Equation (c) becomes:
`\$\$V_i d(s) - i_L(s) D(R_1-R_2)-I_L d(s) (R_1-R_2)-i_L(s) R_2 = i_L(s) R_L + v_O(s) + {v_O(s)}/R R_O +s L i_L(s).........(iii)\$\$`

From (ii) we get:
`\$\$v_C(s) = {v_O(s) (1+{R_O}/R)}/{1+s R_C C + s^2 L_C C}\$\$`

Put this in (i):
`\$\$i_L(s) = [{s C(1+{R_O}/R)}/{1+s R_C C+ s^2 L_C C} + 1/R] v_O(s)\$\$`

Put these in (iii) we get:
`\$\${v_O(s)}/{d(s)}={V_i -I_L(R_1-R_2)}/{({s C (1+{R_O}/R)}/{1+s R_C C + s^2 L_C C} + 1/R)(s L + R_L + D(R_1 - R_2) + R_2) + 1 + {R_O}/R}\$\$`

This expression contains all parasitic components as well.

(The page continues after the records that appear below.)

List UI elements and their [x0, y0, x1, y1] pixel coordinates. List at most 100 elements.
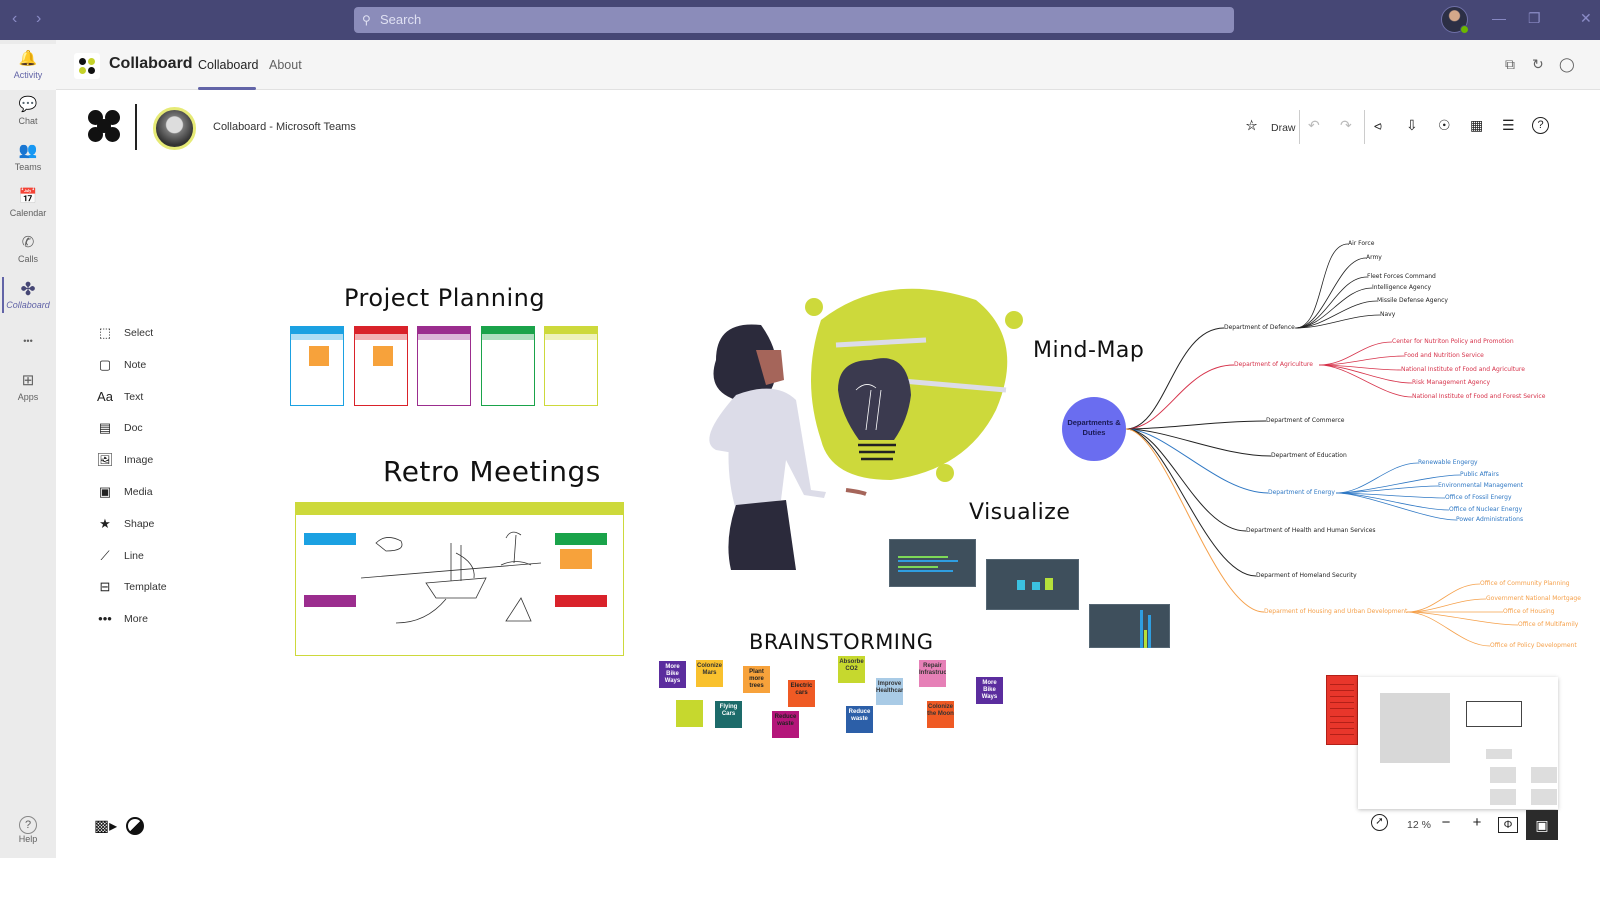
refresh-icon[interactable]: ↻ — [1532, 56, 1544, 73]
sticky-note[interactable]: More Bike Ways — [976, 677, 1003, 704]
sticky-note[interactable]: More Bike Ways — [659, 661, 686, 688]
teams-icon: 👥 — [18, 142, 38, 159]
close-icon[interactable]: ✕ — [1580, 10, 1592, 27]
collaboard-icon: ✤ — [20, 279, 36, 299]
search-placeholder: Search — [380, 12, 422, 27]
fit-icon[interactable]: Φ — [1498, 817, 1518, 833]
app-name: Collaboard — [109, 55, 193, 72]
mind-map-leaf[interactable]: Fleet Forces Command — [1367, 273, 1436, 280]
sticky-note[interactable]: Electric cars — [788, 680, 815, 707]
whiteboard-canvas[interactable]: Collaboard - Microsoft Teams ⛦ Draw ↶ ↷ … — [56, 90, 1600, 858]
mind-map-branch-line — [1125, 428, 1247, 532]
sticky-note[interactable]: Improve Healthcare — [876, 678, 903, 705]
sticky-note[interactable]: Flying Cars — [715, 701, 742, 728]
mind-map-branch[interactable]: Department of Agriculture — [1234, 361, 1313, 368]
mind-map-branch[interactable]: Department of Energy — [1268, 489, 1335, 496]
mind-map-leaf[interactable]: Public Affairs — [1460, 471, 1499, 478]
sticky-note[interactable]: Colonize Mars — [696, 660, 723, 687]
rail-item-calls[interactable]: ✆ Calls — [0, 228, 56, 274]
chart-thumbnail[interactable] — [889, 539, 976, 587]
chart-thumbnail[interactable] — [986, 559, 1079, 610]
mind-map-leaf[interactable]: Office of Community Planning — [1480, 580, 1570, 587]
mind-map-branch[interactable]: Department of Health and Human Services — [1246, 527, 1376, 534]
sticky-note[interactable]: Repair Infrastructure — [919, 660, 946, 687]
mind-map-leaf[interactable]: Risk Management Agency — [1412, 379, 1490, 386]
sticky-note[interactable] — [676, 700, 703, 727]
compass-icon[interactable]: ➚ — [1371, 814, 1388, 831]
theme-icon[interactable] — [126, 817, 144, 835]
sticky-note[interactable]: Reduce waste — [772, 711, 799, 738]
minimap-region — [1490, 789, 1516, 805]
mind-map-child-line — [1406, 583, 1481, 613]
mind-map-leaf[interactable]: Office of Nuclear Energy — [1449, 506, 1522, 513]
mind-map-branch[interactable]: Department of Education — [1271, 452, 1347, 459]
mind-map-leaf[interactable]: Environmental Management — [1438, 482, 1523, 489]
mind-map-leaf[interactable]: National Institute of Food and Agricultu… — [1401, 366, 1525, 373]
mind-map-leaf[interactable]: Power Administrations — [1456, 516, 1523, 523]
search-input[interactable]: ⚲ Search — [354, 7, 1234, 33]
rail-item-collaboard[interactable]: ✤ Collaboard — [0, 274, 56, 320]
mind-map-branch[interactable]: Deparment of Housing and Urban Developme… — [1264, 608, 1407, 615]
chat-icon: 💬 — [18, 96, 38, 113]
door-image[interactable] — [1326, 675, 1358, 745]
rail-item-chat[interactable]: 💬 Chat — [0, 90, 56, 136]
mind-map-leaf[interactable]: Government National Mortgage — [1486, 595, 1581, 602]
zoom-out-icon[interactable]: − — [1435, 814, 1457, 831]
minimap-toggle-icon[interactable]: ▣ — [1526, 810, 1558, 840]
section-title-visualize: Visualize — [969, 500, 1071, 525]
collaboard-app-logo — [74, 53, 100, 79]
mind-map-leaf[interactable]: Office of Policy Development — [1490, 642, 1577, 649]
rail-item-help[interactable]: ? Help — [0, 812, 56, 858]
title-bar: ‹ › ⚲ Search — ❐ ✕ — [0, 0, 1600, 40]
popout-icon[interactable]: ⧉ — [1505, 56, 1515, 73]
rail-item-apps[interactable]: ⊞ Apps — [0, 366, 56, 412]
mind-map-leaf[interactable]: Missile Defense Agency — [1377, 297, 1448, 304]
rail-item-activity[interactable]: 🔔 Activity — [0, 44, 56, 90]
bell-icon: 🔔 — [18, 50, 38, 67]
mind-map-leaf[interactable]: National Institute of Food and Forest Se… — [1412, 393, 1545, 400]
tab-collaboard[interactable]: Collaboard — [198, 58, 258, 72]
mind-map-branch[interactable]: Department of Defence — [1224, 324, 1295, 331]
mind-map-leaf[interactable]: Renewable Engergy — [1418, 459, 1478, 466]
chart-thumbnail[interactable] — [1089, 604, 1170, 648]
mind-map-branch[interactable]: Department of Commerce — [1266, 417, 1344, 424]
minimap[interactable] — [1358, 677, 1558, 809]
sticky-note[interactable]: Reduce waste — [846, 706, 873, 733]
user-avatar[interactable] — [1441, 6, 1469, 34]
tab-about[interactable]: About — [269, 58, 302, 72]
more-icon: ••• — [23, 336, 33, 346]
phone-icon: ✆ — [21, 234, 35, 251]
mind-map-child-line — [1295, 243, 1349, 329]
mind-map-branch-line — [1125, 428, 1265, 613]
app-rail: 🔔 Activity 💬 Chat 👥 Teams 📅 Calendar ✆ C… — [0, 40, 56, 858]
mind-map-leaf[interactable]: Office of Multifamily — [1518, 621, 1578, 628]
mind-map-leaf[interactable]: Food and Nutrition Service — [1404, 352, 1484, 359]
mind-map-leaf[interactable]: Center for Nutriton Policy and Promotion — [1392, 338, 1514, 345]
mind-map-branch[interactable]: Deparment of Homeland Security — [1256, 572, 1357, 579]
app-header: Collaboard Collaboard About ⧉ ↻ ◯ — [56, 40, 1600, 90]
mind-map-branch-line — [1125, 428, 1272, 457]
mind-map-leaf[interactable]: Intelligence Agency — [1372, 284, 1431, 291]
minimap-viewport[interactable] — [1466, 701, 1522, 727]
rail-item-teams[interactable]: 👥 Teams — [0, 136, 56, 182]
video-icon[interactable]: ▩▸ — [94, 816, 117, 836]
shield-icon[interactable]: ◯ — [1559, 56, 1575, 73]
sticky-note[interactable]: Absorbe CO2 — [838, 656, 865, 683]
forward-icon[interactable]: › — [36, 10, 41, 28]
minimap-region — [1531, 767, 1557, 783]
minimize-icon[interactable]: — — [1492, 10, 1506, 26]
sticky-note[interactable]: Plant more trees — [743, 666, 770, 693]
apps-icon: ⊞ — [21, 372, 35, 389]
mind-map-child-line — [1335, 462, 1419, 494]
mind-map-leaf[interactable]: Office of Fossil Energy — [1445, 494, 1512, 501]
zoom-in-icon[interactable]: + — [1466, 814, 1488, 831]
mind-map-leaf[interactable]: Army — [1366, 254, 1382, 261]
maximize-icon[interactable]: ❐ — [1528, 10, 1541, 27]
back-icon[interactable]: ‹ — [12, 10, 17, 28]
mind-map-leaf[interactable]: Navy — [1380, 311, 1395, 318]
help-icon: ? — [19, 816, 37, 834]
mind-map-leaf[interactable]: Air Force — [1348, 240, 1374, 247]
mind-map-leaf[interactable]: Office of Housing — [1503, 608, 1555, 615]
sticky-note[interactable]: Colonize the Moon — [927, 701, 954, 728]
rail-item-calendar[interactable]: 📅 Calendar — [0, 182, 56, 228]
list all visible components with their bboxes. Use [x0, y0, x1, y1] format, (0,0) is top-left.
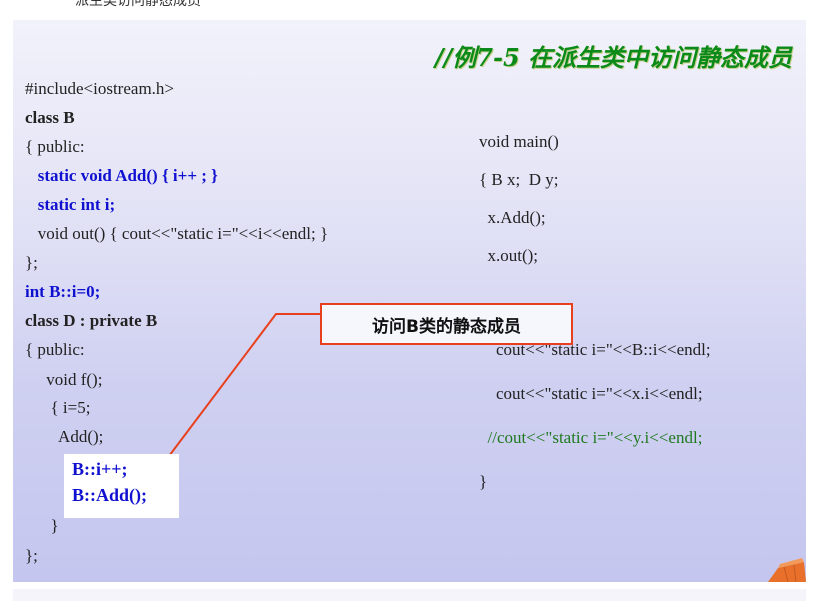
- code-line-main-end: }: [479, 472, 488, 491]
- insert-line-b-add: B::Add();: [72, 485, 147, 505]
- callout-box: 访问B类的静态成员: [320, 303, 573, 345]
- code-line-cout-x-i: cout<<"static i="<<x.i<<endl;: [479, 384, 703, 403]
- code-line-add-call: Add();: [25, 427, 104, 446]
- code-line-x-add: x.Add();: [479, 208, 546, 227]
- code-line-static-int: static int i;: [25, 195, 116, 214]
- code-line-init-i: int B::i=0;: [25, 282, 101, 301]
- code-line-include: #include<iostream.h>: [25, 79, 174, 98]
- bottom-bar: [13, 589, 806, 601]
- code-line-class-d: class D : private B: [25, 311, 158, 330]
- slide: //例7-5 在派生类中访问静态成员 #include<iostream.h> …: [13, 20, 806, 582]
- corner-decoration-icon: [768, 558, 806, 582]
- insert-box: B::i++; B::Add();: [64, 454, 179, 518]
- code-line-public: { public:: [25, 137, 85, 156]
- slide-title: //例7-5 在派生类中访问静态成员: [434, 43, 792, 72]
- code-line-class-d-end: };: [25, 546, 38, 565]
- code-line-f-end: }: [25, 516, 59, 535]
- insert-line-b-i-inc: B::i++;: [72, 459, 128, 479]
- top-caption: 派生类访问静态成员: [75, 0, 201, 9]
- code-line-class-b-end: };: [25, 253, 38, 272]
- code-line-decl: { B x; D y;: [479, 170, 559, 189]
- code-line-static-add: static void Add() { i++ ; }: [25, 166, 218, 185]
- code-line-public-d: { public:: [25, 340, 85, 359]
- code-line-i-eq-5: { i=5;: [25, 398, 91, 417]
- code-line-main: void main(): [479, 132, 559, 151]
- code-line-x-out: x.out();: [479, 246, 539, 265]
- code-line-out: void out() { cout<<"static i="<<i<<endl;…: [25, 224, 329, 243]
- callout-text: 访问B类的静态成员: [372, 316, 521, 337]
- code-line-comment-y-i: //cout<<"static i="<<y.i<<endl;: [479, 428, 703, 447]
- code-line-class-b: class B: [25, 108, 75, 127]
- code-line-void-f: void f();: [25, 370, 103, 389]
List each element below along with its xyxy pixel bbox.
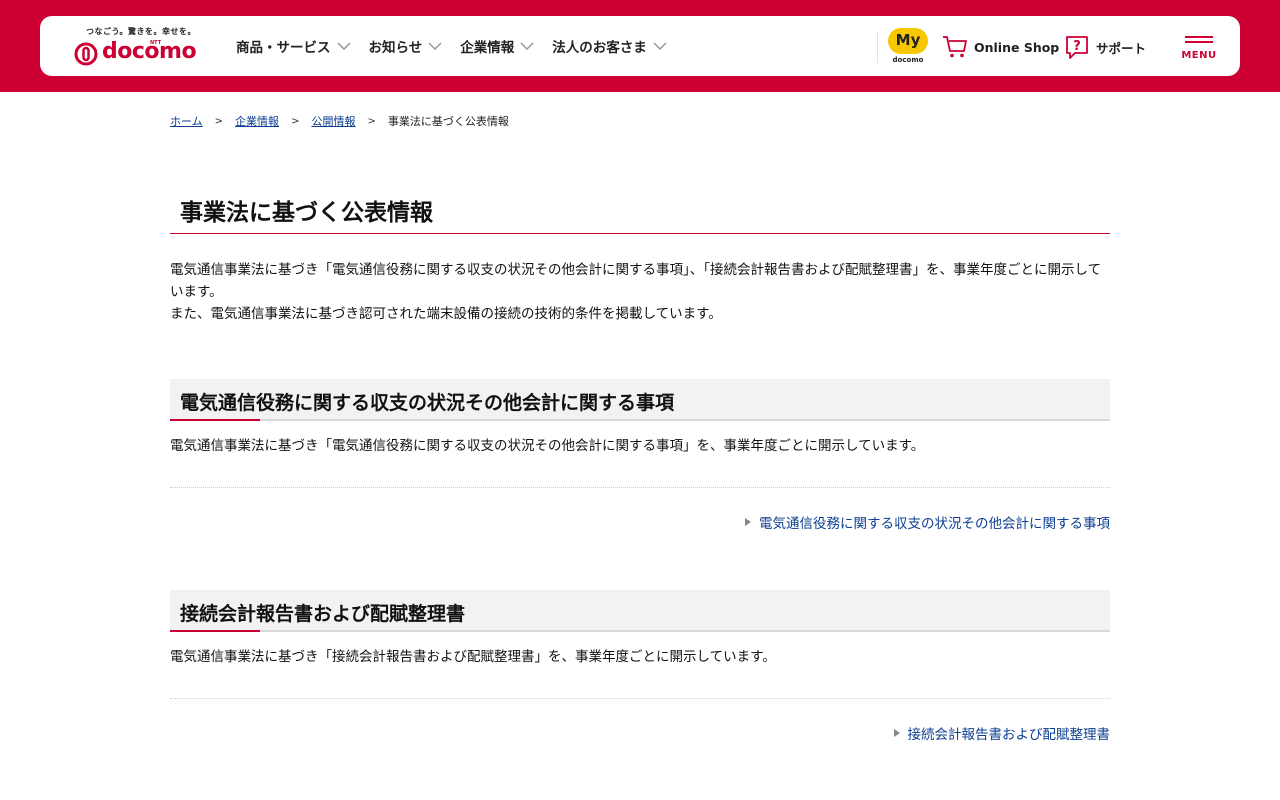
section-text: 電気通信事業法に基づき「接続会計報告書および配賦整理書」を、事業年度ごとに開示し… [170, 649, 776, 665]
hamburger-bar [1185, 41, 1213, 43]
intro-paragraph: 電気通信事業法に基づき「電気通信役務に関する収支の状況その他会計に関する事項」、… [170, 262, 1102, 300]
heading-accent [170, 630, 260, 632]
my-docomo-sub: docomo [892, 56, 924, 64]
support-label: サポート [1096, 40, 1147, 56]
nav-item-label: お知らせ [368, 40, 423, 56]
dotted-divider [170, 487, 1110, 488]
brand-tagline: つなごう。驚きを。幸せを。 [86, 27, 197, 36]
hamburger-bar [1185, 36, 1213, 38]
nav-item-products[interactable]: 商品・サービス [236, 36, 351, 56]
online-shop-label: Online Shop [974, 39, 1060, 55]
docomo-mark-icon [74, 42, 98, 66]
breadcrumb: ホーム > 企業情報 > 公開情報 > 事業法に基づく公表情報 [170, 113, 509, 129]
triangle-right-icon [893, 729, 900, 737]
section-heading-bar: 接続会計報告書および配賦整理書 [170, 590, 1110, 632]
brand-wordmark: docomo [102, 39, 197, 64]
accounting-matters-link[interactable]: 電気通信役務に関する収支の状況その他会計に関する事項 [745, 512, 1110, 532]
chevron-down-icon [336, 42, 351, 50]
chevron-down-icon [653, 42, 667, 50]
heading-accent [170, 419, 260, 421]
my-docomo-bubble: My [888, 28, 928, 54]
section-link-row: 電気通信役務に関する収支の状況その他会計に関する事項 [170, 512, 1110, 532]
breadcrumb-separator: > [214, 115, 224, 127]
global-nav: 商品・サービス お知らせ 企業情報 法人のお客さま [236, 16, 685, 76]
section-text: 電気通信事業法に基づき「電気通信役務に関する収支の状況その他会計に関する事項」を… [170, 438, 925, 454]
header-divider [877, 31, 878, 63]
link-label: 電気通信役務に関する収支の状況その他会計に関する事項 [759, 516, 1110, 532]
page-title: 事業法に基づく公表情報 [170, 180, 1110, 234]
nav-item-label: 企業情報 [460, 40, 515, 56]
my-label: My [895, 31, 921, 49]
triangle-right-icon [745, 518, 751, 526]
chevron-down-icon [520, 42, 534, 50]
nav-item-label: 商品・サービス [236, 40, 331, 56]
breadcrumb-separator: > [367, 115, 376, 127]
chevron-down-icon [428, 42, 442, 50]
dotted-divider [170, 698, 1110, 699]
svg-text:?: ? [1073, 39, 1081, 54]
menu-label: MENU [1181, 50, 1217, 61]
section-heading: 電気通信役務に関する収支の状況その他会計に関する事項 [180, 392, 675, 414]
global-header: つなごう。驚きを。幸せを。 NTT docomo 商品・サービス お知らせ 企業… [40, 16, 1240, 76]
section-accounting: 電気通信役務に関する収支の状況その他会計に関する事項 電気通信事業法に基づき「電… [170, 379, 1110, 532]
breadcrumb-corporate[interactable]: 企業情報 [235, 113, 279, 129]
help-question-icon: ? [1066, 36, 1088, 59]
interconnection-report-link[interactable]: 接続会計報告書および配賦整理書 [893, 723, 1111, 743]
nav-item-business[interactable]: 法人のお客さま [552, 36, 667, 56]
online-shop-link[interactable]: Online Shop [942, 34, 1059, 60]
breadcrumb-separator: > [291, 115, 300, 127]
section-heading: 接続会計報告書および配賦整理書 [180, 603, 466, 625]
section-interconnection: 接続会計報告書および配賦整理書 電気通信事業法に基づき「接続会計報告書および配賦… [170, 590, 1110, 743]
nav-item-news[interactable]: お知らせ [369, 36, 443, 56]
nav-item-label: 法人のお客さま [552, 40, 647, 56]
breadcrumb-home[interactable]: ホーム [170, 113, 203, 129]
my-docomo-button[interactable]: My docomo [888, 28, 928, 66]
nav-item-corporate[interactable]: 企業情報 [460, 36, 534, 56]
support-link[interactable]: ? サポート [1064, 34, 1146, 60]
menu-button[interactable]: MENU [1180, 28, 1218, 66]
section-heading-bar: 電気通信役務に関する収支の状況その他会計に関する事項 [170, 379, 1110, 421]
link-label: 接続会計報告書および配賦整理書 [907, 727, 1111, 743]
breadcrumb-current: 事業法に基づく公表情報 [387, 115, 509, 128]
breadcrumb-public-info[interactable]: 公開情報 [311, 113, 355, 129]
section-link-row: 接続会計報告書および配賦整理書 [170, 723, 1110, 743]
main-content: 事業法に基づく公表情報 電気通信事業法に基づき「電気通信役務に関する収支の状況そ… [170, 180, 1110, 743]
docomo-logo[interactable]: つなごう。驚きを。幸せを。 NTT docomo [74, 26, 202, 68]
cart-icon [943, 36, 967, 58]
intro-paragraph-2: また、電気通信事業法に基づき認可された端末設備の接続の技術的条件を掲載しています… [170, 306, 722, 322]
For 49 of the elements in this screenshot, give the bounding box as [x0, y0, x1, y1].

We can check whether it matches the ideal expression when making the parasitics 0 and switches ideal:
`\$\$R_1=R_2=R_C=L_C=R_O=0\$\$`

`\$\${v_O(s)}/{d(s)}={V_i}/{(s C + 1/R)s L + 1 }\$\$`

which can also we written as:
`\$\$v_O(s) = V_i d(s) R/{s^2 L C R + s L + R}\$\$`

This is the ideal buck converter switching transfer function.

In the next follow up article I will show how we can verify this with simulation.